Wall Street sinks as China fears grow, oil slides further

China allowed the biggest fall in the yuan in five months.

Delhi: U.S. stocks extended recent sharp losses on Thursday, putting the Dow on track for its worst start to a year in more than a century, as market volatility in China and a relentless slide in oil prices rattled investors.

China allowed the biggest fall in the yuan in five months, and Shanghai stocks were halted for the second time this week after another brutal selloff tripped a newly-imposed circuit breaker. The Shanghai and Shenzhen stock exchanges, however, said China would suspend the circuit breaker as of Friday.

With Beijing accelerating the yuan`s depreciation to make its exports more competitive, investors fear the world`s second-largest economy is even weaker than had been imagined.

Adding to the gloom, oil prices fell to near 12-year lows and copper prices touched their lowest since 2009, weighing on energy and material shares. All 10 S&P 500 sectors were lower, though.

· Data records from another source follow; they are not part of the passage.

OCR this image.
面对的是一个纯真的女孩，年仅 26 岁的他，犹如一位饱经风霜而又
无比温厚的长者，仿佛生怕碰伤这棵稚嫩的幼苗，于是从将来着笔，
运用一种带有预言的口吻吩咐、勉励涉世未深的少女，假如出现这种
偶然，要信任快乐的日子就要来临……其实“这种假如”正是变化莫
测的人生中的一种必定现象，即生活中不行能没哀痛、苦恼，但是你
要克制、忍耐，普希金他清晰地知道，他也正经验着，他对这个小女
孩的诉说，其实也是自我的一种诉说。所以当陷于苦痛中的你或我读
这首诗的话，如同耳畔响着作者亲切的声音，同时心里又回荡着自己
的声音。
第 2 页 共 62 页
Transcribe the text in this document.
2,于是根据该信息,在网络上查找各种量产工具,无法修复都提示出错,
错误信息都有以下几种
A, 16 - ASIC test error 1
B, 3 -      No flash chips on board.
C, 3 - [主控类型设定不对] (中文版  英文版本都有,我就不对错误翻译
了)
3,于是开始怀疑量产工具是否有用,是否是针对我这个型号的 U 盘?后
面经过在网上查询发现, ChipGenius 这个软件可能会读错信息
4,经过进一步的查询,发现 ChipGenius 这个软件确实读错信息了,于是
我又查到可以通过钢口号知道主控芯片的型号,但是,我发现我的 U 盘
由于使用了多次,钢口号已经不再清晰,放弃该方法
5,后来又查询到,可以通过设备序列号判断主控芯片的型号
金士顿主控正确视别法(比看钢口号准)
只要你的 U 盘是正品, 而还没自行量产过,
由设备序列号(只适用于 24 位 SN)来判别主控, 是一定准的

"People see the weakness in China and in the overall equity market and think there`s going to be an impact on corporations here in the United States," said Robert Pavlik, chief market strategist at Boston Private Wealth in New York.

"When you have a market that begins a year with weakness, people are sort of suspect anyway. The economy isn`t moving all that well, the outlook is modest at best, and they don`t want to wait for the long term. China creates more uncertainty."

At 2:49 p.m., the Dow Jones industrial average was down 323.65 points, or 1.91 percent, to 16,582.86, the S&P 500 lost 38.28 points, or 1.92 percent, to 1,951.98 and the Nasdaq Composite dropped 117.56 points, or 2.43 percent, to 4,718.21.

The S&P 500 was on track for its worst start to a year since 1928.

The CBOE Volatility Index, the market`s favoured gauge of Wall Street anxiety, was up 22.3 percent at 25.19, its highest level in about three weeks.

Billionaire investor George Soros, speaking at an economic forum in Sri Lanka, drew similarities between the present environment and the financial crash of 2008.
He said global markets were facing a crisis and investors needed to be very cautious, Bloomberg reported.

Yahoo fell 6.1 percent to $30.20 after Business Insider reported the company was working on a plan to cut its workforce by at least 10 percent. Alibaba , in which Yahoo has a stake, was down 6.6 percent at $72.25.

Declining issues outnumbered advancing ones on the NYSE by 2,676 to 410, for a 6.53-to-1 ratio on the downside; on the Nasdaq, 2,431 issues fell and 418 advanced for a 5.82-to-1 ratio favoring decliners.

The S&P 500 posted 1 new 52-week highs and 79 new lows; the Nasdaq recorded 14 new highs and 283 new lows.